The Complexity of the Simplex Method

TL;DR

This paper proves that determining the outcome of the simplex method with Dantzig's pivot rule is PSPACE-complete, revealing deep computational complexity aspects of a fundamental linear programming algorithm.

Contribution

It establishes PSPACE-completeness results for the simplex method's solution and pivot decisions, connecting linear programming complexity with Markov decision processes.

Findings

Finding the simplex solution with Dantzig's rule is PSPACE-complete.

Deciding if Dantzig's rule chooses a specific variable is PSPACE-complete.

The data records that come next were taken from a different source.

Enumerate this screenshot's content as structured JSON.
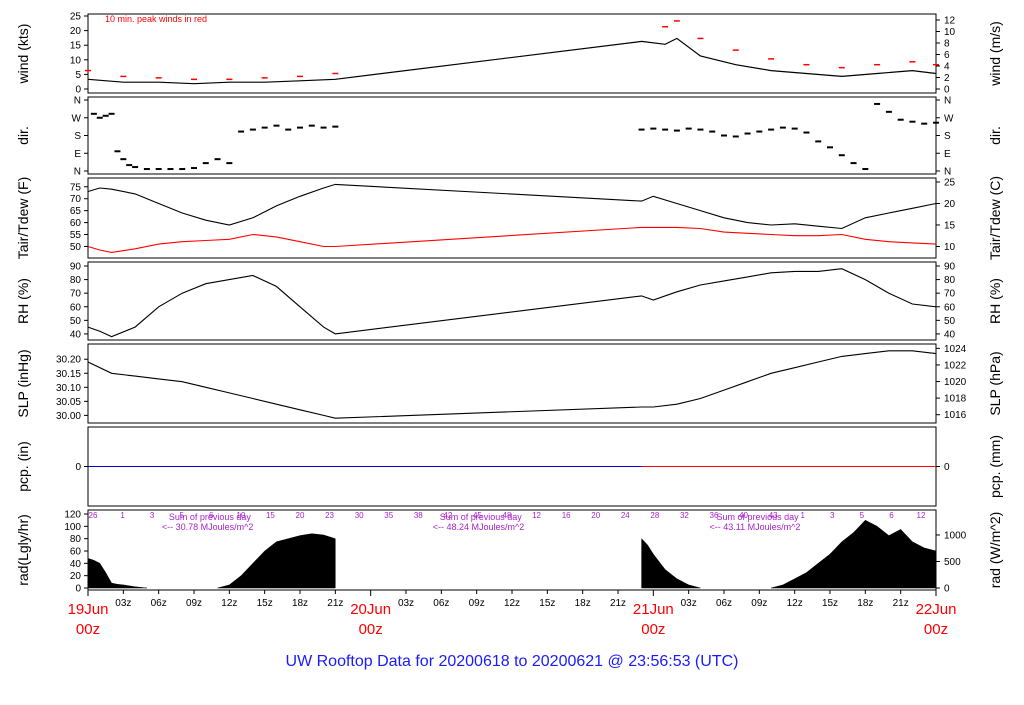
{
  "title": "UW Rooftop Data for 20200618  to  20200621 @ 23:56:53  (UTC)",
  "colors": {
    "title": "#1a1aff",
    "axis": "#000000",
    "peak": "#ff0000",
    "dew": "#ff0000",
    "precip_blue": "#0000cc",
    "precip_red": "#ff0000",
    "rad_label": "#aa22cc",
    "date_label": "#ff0000"
  },
  "x_axis": {
    "ticks": [
      "03z",
      "06z",
      "09z",
      "12z",
      "15z",
      "18z",
      "21z",
      "03z",
      "06z",
      "09z",
      "12z",
      "15z",
      "18z",
      "21z",
      "03z",
      "06z",
      "09z",
      "12z",
      "15z",
      "18z",
      "21z"
    ],
    "date_labels": [
      {
        "day": "19Jun",
        "hour": "00z"
      },
      {
        "day": "20Jun",
        "hour": "00z"
      },
      {
        "day": "21Jun",
        "hour": "00z"
      },
      {
        "day": "22Jun",
        "hour": "00z"
      }
    ]
  },
  "chart_data": [
    {
      "type": "line",
      "name": "wind",
      "ylabel": "wind (kts)",
      "ylabel_right": "wind (m/s)",
      "annotation": "10 min. peak winds in red",
      "x_range_hours": [
        0,
        72
      ],
      "ylim": [
        0,
        25
      ],
      "y_ticks": [
        "25",
        "20",
        "15",
        "10",
        "5",
        "0"
      ],
      "y_ticks_right": [
        "12",
        "10",
        "8",
        "6",
        "4",
        "2",
        "0"
      ],
      "gap_hours": [
        21,
        47
      ],
      "x": [
        0,
        3,
        6,
        9,
        12,
        15,
        18,
        21,
        47,
        49,
        50,
        52,
        55,
        58,
        61,
        64,
        67,
        70,
        72
      ],
      "series": [
        {
          "name": "wind",
          "values": [
            4,
            3,
            3,
            2.5,
            3,
            3,
            3.5,
            4,
            17,
            16,
            18,
            12,
            9,
            7,
            6,
            5,
            6,
            7,
            6
          ]
        },
        {
          "name": "peak",
          "values": [
            7,
            5,
            4.5,
            4,
            4,
            4.5,
            5,
            6,
            null,
            22,
            24,
            18,
            14,
            11,
            9,
            8,
            9,
            10,
            9
          ]
        }
      ]
    },
    {
      "type": "scatter",
      "name": "direction",
      "ylabel": "dir.",
      "ylabel_right": "dir.",
      "y_ticks": [
        "N",
        "W",
        "S",
        "E",
        "N"
      ],
      "y_ticks_right": [
        "N",
        "W",
        "S",
        "E",
        "N"
      ],
      "ylim": [
        0,
        360
      ],
      "x": [
        0.5,
        1,
        1.5,
        2,
        2.5,
        3,
        3.5,
        4,
        5,
        6,
        7,
        8,
        9,
        10,
        11,
        12,
        13,
        14,
        15,
        16,
        17,
        18,
        19,
        20,
        21,
        47,
        48,
        49,
        50,
        51,
        52,
        53,
        54,
        55,
        56,
        57,
        58,
        59,
        60,
        61,
        62,
        63,
        64,
        65,
        66,
        67,
        68,
        69,
        70,
        71,
        72
      ],
      "values": [
        290,
        270,
        280,
        290,
        100,
        60,
        30,
        20,
        10,
        10,
        10,
        10,
        15,
        40,
        60,
        40,
        200,
        210,
        220,
        230,
        210,
        220,
        230,
        220,
        225,
        210,
        215,
        210,
        205,
        215,
        210,
        200,
        180,
        175,
        190,
        200,
        210,
        220,
        215,
        195,
        150,
        120,
        80,
        40,
        10,
        340,
        300,
        260,
        250,
        240,
        245
      ]
    },
    {
      "type": "line",
      "name": "temperature",
      "ylabel": "Tair/Tdew (F)",
      "ylabel_right": "Tair/Tdew (C)",
      "ylim": [
        46,
        77
      ],
      "y_ticks": [
        "75",
        "70",
        "65",
        "60",
        "55",
        "50"
      ],
      "y_ticks_right": [
        "25",
        "20",
        "15",
        "10"
      ],
      "x": [
        0,
        1,
        2,
        4,
        6,
        8,
        10,
        12,
        14,
        16,
        18,
        20,
        21,
        47,
        48,
        50,
        52,
        54,
        56,
        58,
        60,
        62,
        64,
        66,
        68,
        70,
        72
      ],
      "series": [
        {
          "name": "Tair",
          "values": [
            73,
            74.5,
            74,
            72,
            68,
            64,
            61,
            59,
            62,
            67,
            71,
            74.5,
            76,
            69,
            71,
            68,
            65,
            62,
            60,
            59,
            59.5,
            58.5,
            57.5,
            62,
            64,
            66,
            68
          ]
        },
        {
          "name": "Tdew",
          "values": [
            50,
            48.5,
            47.5,
            49,
            51,
            52,
            52.5,
            53,
            55,
            54,
            52,
            50,
            50,
            58,
            58,
            58,
            57.5,
            56,
            55.5,
            55,
            54.5,
            54.5,
            55,
            53,
            52,
            51.5,
            51
          ]
        }
      ]
    },
    {
      "type": "line",
      "name": "relative_humidity",
      "ylabel": "RH (%)",
      "ylabel_right": "RH (%)",
      "ylim": [
        37,
        90
      ],
      "y_ticks": [
        "90",
        "80",
        "70",
        "60",
        "50",
        "40"
      ],
      "y_ticks_right": [
        "90",
        "80",
        "70",
        "60",
        "50",
        "40"
      ],
      "x": [
        0,
        1,
        2,
        4,
        6,
        8,
        10,
        12,
        14,
        16,
        18,
        20,
        21,
        47,
        48,
        50,
        52,
        54,
        56,
        58,
        60,
        62,
        64,
        66,
        68,
        70,
        72
      ],
      "values": [
        45,
        42,
        38,
        45,
        60,
        70,
        77,
        80,
        83,
        75,
        60,
        45,
        40,
        68,
        65,
        71,
        76,
        79,
        82,
        85,
        86,
        86,
        88,
        80,
        70,
        62,
        60
      ]
    },
    {
      "type": "line",
      "name": "sea_level_pressure",
      "ylabel": "SLP (inHg)",
      "ylabel_right": "SLP (hPa)",
      "ylim": [
        29.98,
        30.24
      ],
      "y_ticks": [
        "30.20",
        "30.15",
        "30.10",
        "30.05",
        "30.00"
      ],
      "y_ticks_right": [
        "1024",
        "1022",
        "1020",
        "1018",
        "1016"
      ],
      "x": [
        0,
        2,
        4,
        6,
        8,
        10,
        12,
        14,
        16,
        18,
        20,
        21,
        47,
        48,
        50,
        52,
        54,
        56,
        58,
        60,
        62,
        64,
        66,
        68,
        70,
        72
      ],
      "values": [
        30.19,
        30.15,
        30.14,
        30.13,
        30.12,
        30.1,
        30.08,
        30.06,
        30.04,
        30.02,
        30.0,
        29.99,
        30.03,
        30.03,
        30.04,
        30.06,
        30.09,
        30.12,
        30.15,
        30.17,
        30.19,
        30.21,
        30.22,
        30.23,
        30.23,
        30.22
      ]
    },
    {
      "type": "line",
      "name": "precipitation",
      "ylabel": "pcp. (in)",
      "ylabel_right": "pcp. (mm)",
      "y_ticks": [
        "0"
      ],
      "y_ticks_right": [
        "0"
      ],
      "segments": [
        {
          "x_range_hours": [
            0,
            47
          ],
          "value": 0,
          "color": "blue"
        },
        {
          "x_range_hours": [
            47,
            72
          ],
          "value": 0,
          "color": "red"
        }
      ]
    },
    {
      "type": "area",
      "name": "radiation",
      "ylabel": "rad(Lgly/hr)",
      "ylabel_right": "rad (W/m^2)",
      "ylim": [
        0,
        120
      ],
      "y_ticks": [
        "120",
        "100",
        "80",
        "60",
        "40",
        "20",
        "0"
      ],
      "y_ticks_right": [
        "1000",
        "500",
        "0"
      ],
      "annotations": [
        {
          "text": "Sum of previous day",
          "x_hours": 5
        },
        {
          "text": "<-- 30.78 MJoules/m^2",
          "x_hours": 5
        },
        {
          "text": "Sum of previous day",
          "x_hours": 28
        },
        {
          "text": "<-- 48.24 MJoules/m^2",
          "x_hours": 28
        },
        {
          "text": "Sum of previous day",
          "x_hours": 51.5
        },
        {
          "text": "<-- 43.11 MJoules/m^2",
          "x_hours": 51.5
        }
      ],
      "tick_labels_upper": [
        "26",
        "1",
        "3",
        "5",
        "6",
        "10",
        "15",
        "20",
        "23",
        "30",
        "35",
        "38",
        "42",
        "45",
        "48",
        "12",
        "16",
        "20",
        "24",
        "28",
        "32",
        "36",
        "40",
        "43",
        "1",
        "3",
        "5",
        "6",
        "12"
      ],
      "x": [
        0,
        0.5,
        1,
        1.5,
        2,
        2.5,
        3,
        4,
        5,
        11,
        12,
        13,
        14,
        15,
        16,
        17,
        18,
        19,
        20,
        21,
        47,
        47.5,
        48,
        49,
        50,
        51,
        52,
        58,
        59,
        60,
        61,
        62,
        63,
        64,
        65,
        66,
        67,
        68,
        69,
        70,
        71,
        72
      ],
      "values": [
        48,
        45,
        40,
        25,
        8,
        6,
        5,
        2,
        0,
        0,
        5,
        20,
        40,
        60,
        75,
        80,
        85,
        88,
        86,
        80,
        80,
        70,
        55,
        30,
        15,
        5,
        0,
        0,
        5,
        15,
        25,
        40,
        55,
        75,
        90,
        110,
        100,
        85,
        95,
        75,
        65,
        60
      ]
    }
  ]
}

Uses MDPs and policy iteration to prove complexity results.

Abstract

The simplex method is a well-studied and widely-used pivoting method for solving linear programs. When Dantzig originally formulated the simplex method, he gave a natural pivot rule that pivots into the basis a variable with the most violated reduced cost. In their seminal work, Klee and Minty showed that this pivot rule takes exponential time in the worst case. We prove two main results on the simplex method. Firstly, we show that it is PSPACE-complete to find the solution that is computed by the simplex method using Dantzig's pivot rule. Secondly, we prove that deciding whether Dantzig's rule ever chooses a specific variable to enter the basis is PSPACE-complete. We use the known connection between Markov decision processes (MDPs) and linear programming, and an equivalence between Dantzig's pivot rule and a natural variant of policy iteration for average-reward MDPs. We construct MDPs and show PSPACE-completeness results for single-switch policy iteration, which in turn imply our main results for the simplex method.